Now, some will rejoice to find that the federal courts have no lawful authority to decide the issue of state-supported vouchers for private schools. But the reality is that public and juridical constitutional ignorance reigns supreme, to be complicated by another socialist tendril making its way into our lives: federal support for education.

Now say out loud as many times as it takes to let it sink in: “Government funding means government dependency and control.”

Let us suppose someone fairly clever has figured this out, and has written into state legislation that this will not be permitted to happen.

Ya think? After countless lies and betrayals, are Christians ready to trust the federal government, which lends educational dollars to the states? Or even our state government, if it refused the money?

Would Alaska resist the inevitable (if unwarranted and arguably unconstitutional) interference from the federal courts? Are we certain that today’s friendly state legislature will always be that way? Do Christian educators expect that public monies will evangelize a generation before the public purse becomes hostile?

If not, are they ready to resist? Then, gird up thy loins for a fight. And, we’ll fight federal government mandates on abortion, contraception, gun control, and the endless other usurpations of justice, common sense, natural law, and the Constitution.
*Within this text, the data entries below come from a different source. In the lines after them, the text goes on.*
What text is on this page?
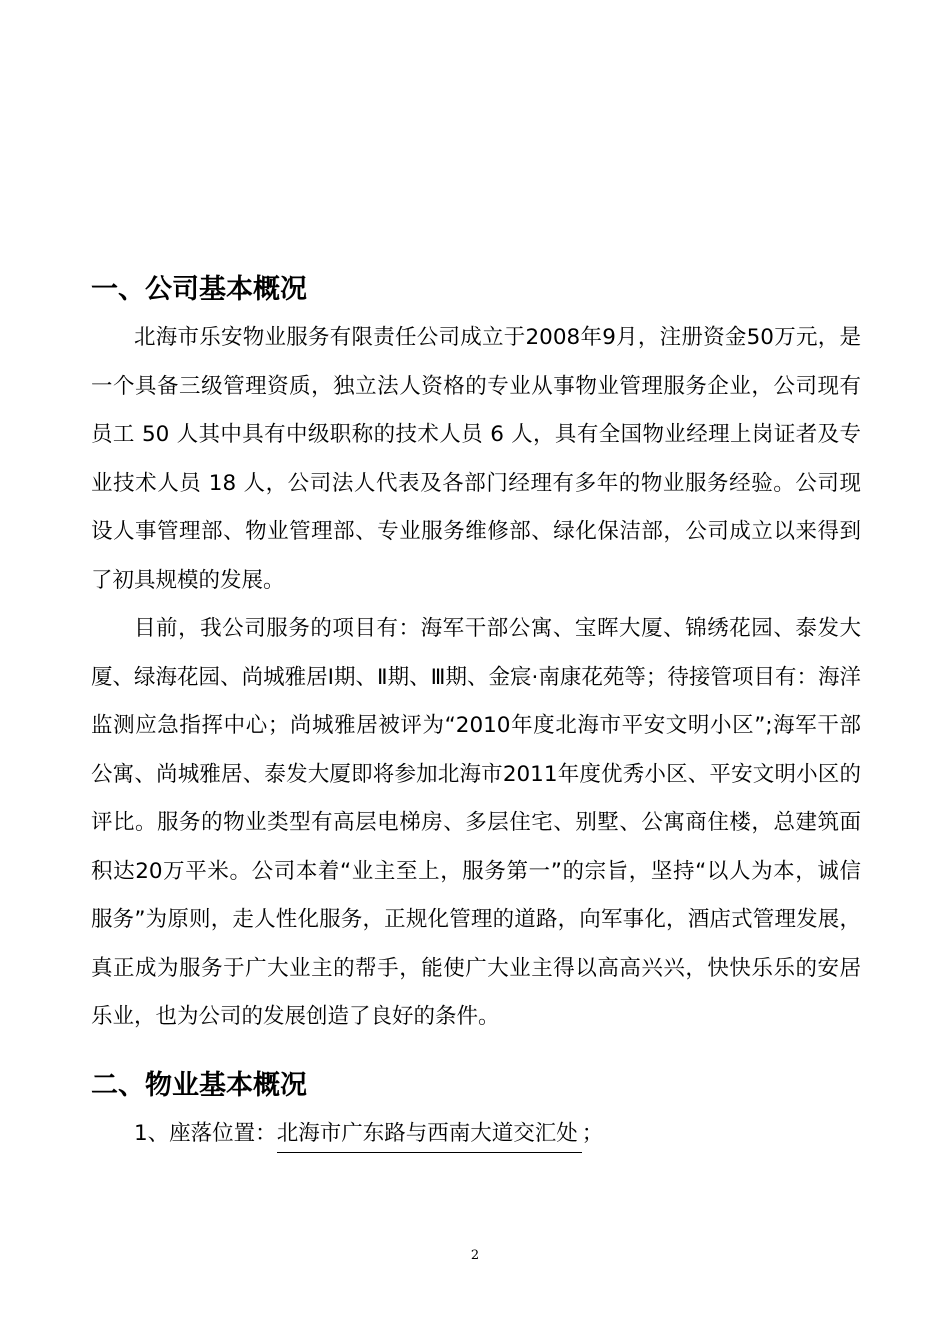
一、公司基本概况

北海市乐安物业服务有限责任公司成立于2008年9月，注册资金50万元，是一个具备三级管理资质，独立法人资格的专业从事物业管理服务企业，公司现有员工 50 人其中具有中级职称的技术人员 6 人，具有全国物业经理上岗证者及专业技术人员 18 人，公司法人代表及各部门经理有多年的物业服务经验。公司现设人事管理部、物业管理部、专业服务维修部、绿化保洁部，公司成立以来得到了初具规模的发展。

目前，我公司服务的项目有：海军干部公寓、宝晖大厦、锦绣花园、泰发大厦、绿海花园、尚城雅居Ⅰ期、Ⅱ期、Ⅲ期、金宸·南康花苑等；待接管项目有：海洋监测应急指挥中心；尚城雅居被评为“2010年度北海市平安文明小区”;海军干部公寓、尚城雅居、泰发大厦即将参加北海市2011年度优秀小区、平安文明小区的评比。服务的物业类型有高层电梯房、多层住宅、别墅、公寓商住楼，总建筑面积达20万平米。公司本着“业主至上，服务第一”的宗旨，坚持“以人为本，诚信服务”为原则，走人性化服务，正规化管理的道路，向军事化，酒店式管理发展，真正成为服务于广大业主的帮手，能使广大业主得以高高兴兴，快快乐乐的安居乐业，也为公司的发展创造了良好的条件。

二、物业基本概况

1、座落位置：北海市广东路与西南大道交汇处 ；

2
But let’s not kid ourselves, because that’s not where we’re going here. It takes very little imagination to see that the private school curriculums, in order to keep their precious funding, are going to cave in, slowly and incrementally, but inevitably, to whatever government dictates come from the courts and bureaucracies: state, local and federal.

Supreme Court Justice Robert Jackson saw this clearly: “If the state may aid these religious schools, it may therefore regulate them. Many groups have sought aid from tax funds, only to find that it carried political controls with it.”

OK, so how can we make private education affordable for the beleaguered and abused taxpayers?

A short-term fix is a property and sales tax credit for those sending their kids to a private school. Why should they have to pay twice for education? First, for the public schools through their taxes, and then again for their children through tuition payments?

For that matter, why should anyone have to pay for a service they are not using? Should the retired widow, who barely scrapes by, have to pay property and sales taxes to support public schools? The bachelor, childless couple, retiree?

The socialist’s argument is shopworn, but let’s give it its stage: “Everyone benefits from an educated society.” I don’t know about you, but I have had about enough of that platitude, especially as no one in their right mind would want to argue that society is better educated than we were, say, in the 1950s.

The long term will be harder: if we started to obey the Constitution, the lighter tax burden would free disposable income for the lower and middle class — especially the middle class, and for the faithful in the pews, who used to be able to generously give to the cause of private education, even when they had no one in the system.

But this will be hard to do as long as Christians view the government as a Sugar Daddy handing out candy … when the proper view of it ought to be that we are dealing with a sinister, surly and hooded drug dealer, ready to enslave us with its “generosity,” and then tyrannize us with its methods of organized crime.

Bob Bird, of Nikiski, is a longtime Kenai Peninsula educator. He ran for U.S. Senate as a Republican in 1990 and as the Alaskan Independence Party candidate in 2008.